Pour Jean-Claude Casalegno, on assiste aujourd'hui à un " précipité de l histoire " (5), c'est-à-dire à une rencontre entre des idées et des besoins sociaux qui font que ce concept est autorisé à exister.
 

1.2 La création d'un nouveau leadership assurant l'innovation, l'agilité et l'engagement
 
Les organisations, face aux défis d'une concurrence mondialisée, sont plongées dans un monde en constante mutation, accélérée par les évolutions numériques, l'horizontalisation des ressources (notamment des rapports humains), de l'information et des compétences. Elles doivent s'adapter en créant des solutions à la fois souples, rapides et inédites. Ces exigences se répercutent au niveau du recrutement et du maintien de l'emploi au sein des entreprises : elles sont en recherche de collaborateurs avec un fort pouvoir d'innovation, contraintes à plus de flexibilité mais également à plus d' " agilité ", à plus de " dynamisme " et très certainement à plus d'engagement de la part de leurs collaborateurs. Avec l'instauration d'un management plus collaboratif, elles font ainsi le pari que ce nouveau mode d'organisation des rapports entre collaborateurs (mais aussi de l'espace physique) leur permettra de relever ces nouveaux défis.
 
La posture du manager s'en trouve profondément modifiée. Le chef ne commande ni ne décide plus de manière quasi autocratique, il n'est plus non plus le responsable de ses équipes et de leur motivation, celles-ci s'autogèrent et co-décident.
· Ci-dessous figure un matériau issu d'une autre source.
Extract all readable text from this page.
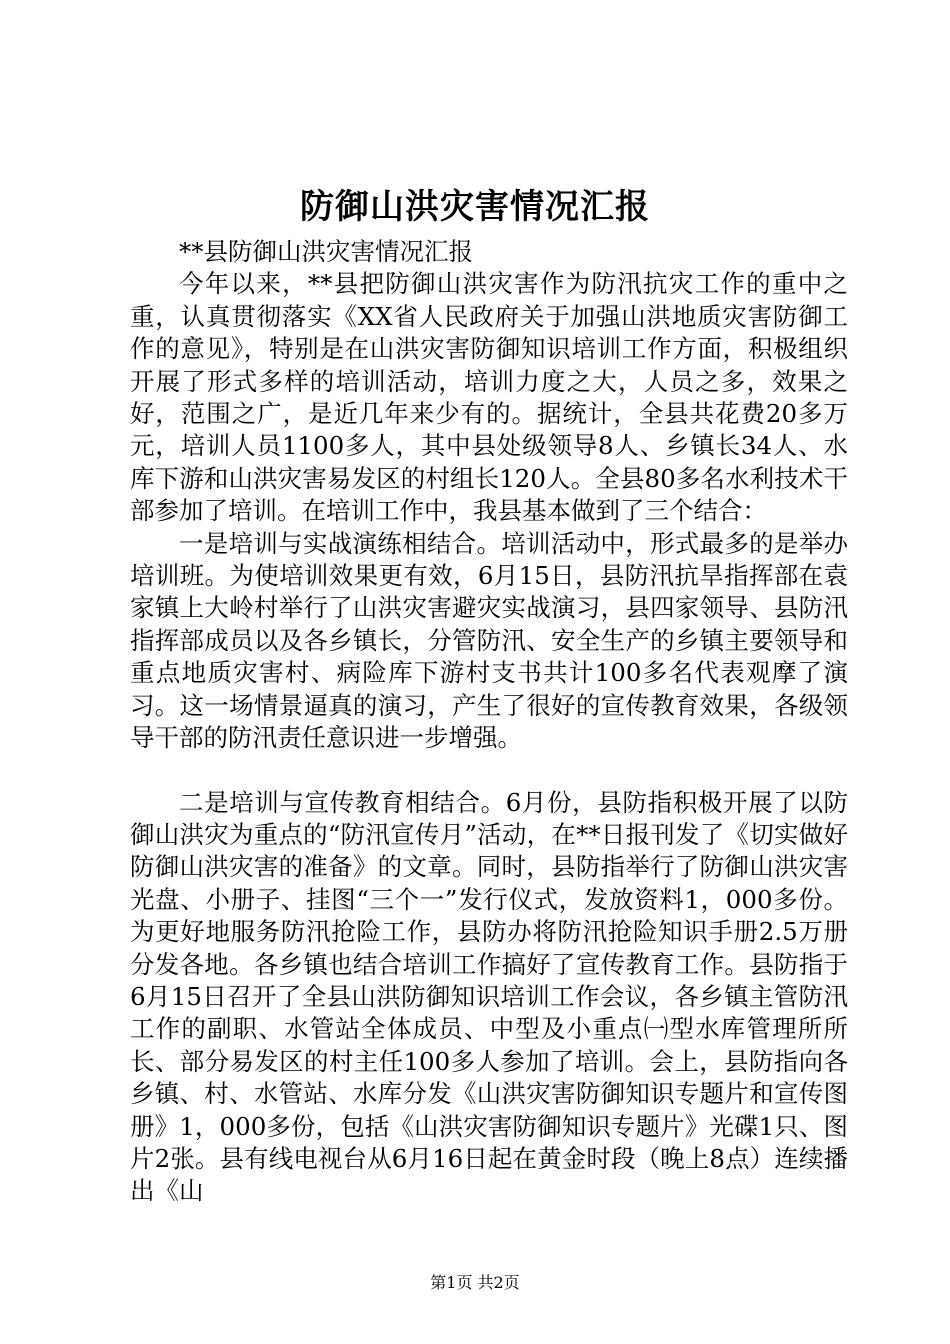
防御山洪灾害情况汇报

**县防御山洪灾害情况汇报

今年以来，**县把防御山洪灾害作为防汛抗灾工作的重中之重，认真贯彻落实《XX省人民政府关于加强山洪地质灾害防御工作的意见》，特别是在山洪灾害防御知识培训工作方面，积极组织开展了形式多样的培训活动，培训力度之大，人员之多，效果之好，范围之广，是近几年来少有的。据统计，全县共花费20多万元，培训人员1100多人，其中县处级领导8人、乡镇长34人、水库下游和山洪灾害易发区的村组长120人。全县80多名水利技术干部参加了培训。在培训工作中，我县基本做到了三个结合：

一是培训与实战演练相结合。培训活动中，形式最多的是举办培训班。为使培训效果更有效，6月15日，县防汛抗旱指挥部在袁家镇上大岭村举行了山洪灾害避灾实战演习，县四家领导、县防汛指挥部成员以及各乡镇长，分管防汛、安全生产的乡镇主要领导和重点地质灾害村、病险库下游村支书共计100多名代表观摩了演习。这一场情景逼真的演习，产生了很好的宣传教育效果，各级领导干部的防汛责任意识进一步增强。

二是培训与宣传教育相结合。6月份，县防指积极开展了以防御山洪灾为重点的“防汛宣传月”活动，在**日报刊发了《切实做好防御山洪灾害的准备》的文章。同时，县防指举行了防御山洪灾害光盘、小册子、挂图“三个一”发行仪式，发放资料1，000多份。为更好地服务防汛抢险工作，县防办将防汛抢险知识手册2.5万册分发各地。各乡镇也结合培训工作搞好了宣传教育工作。县防指于6月15日召开了全县山洪防御知识培训工作会议，各乡镇主管防汛工作的副职、水管站全体成员、中型及小重点㈠型水库管理所所长、部分易发区的村主任100多人参加了培训。会上，县防指向各乡镇、村、水管站、水库分发《山洪灾害防御知识专题片和宣传图册》1，000多份，包括《山洪灾害防御知识专题片》光碟1只、图片2张。县有线电视台从6月16日起在黄金时段（晚上8点）连续播出《山

第1页 共2页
Si le leader reste une figure importante, le pouvoir du middle management tend à se diluer dans d autres fonctions, à s’exercer de manière collégiale, voire à disparaître. A titre d'exemple le groupe parapétrolier CGG, une structure des plus traditionnelles , vient de supprimer tout un étage de son organigramme pour gagner en " agilité " (6).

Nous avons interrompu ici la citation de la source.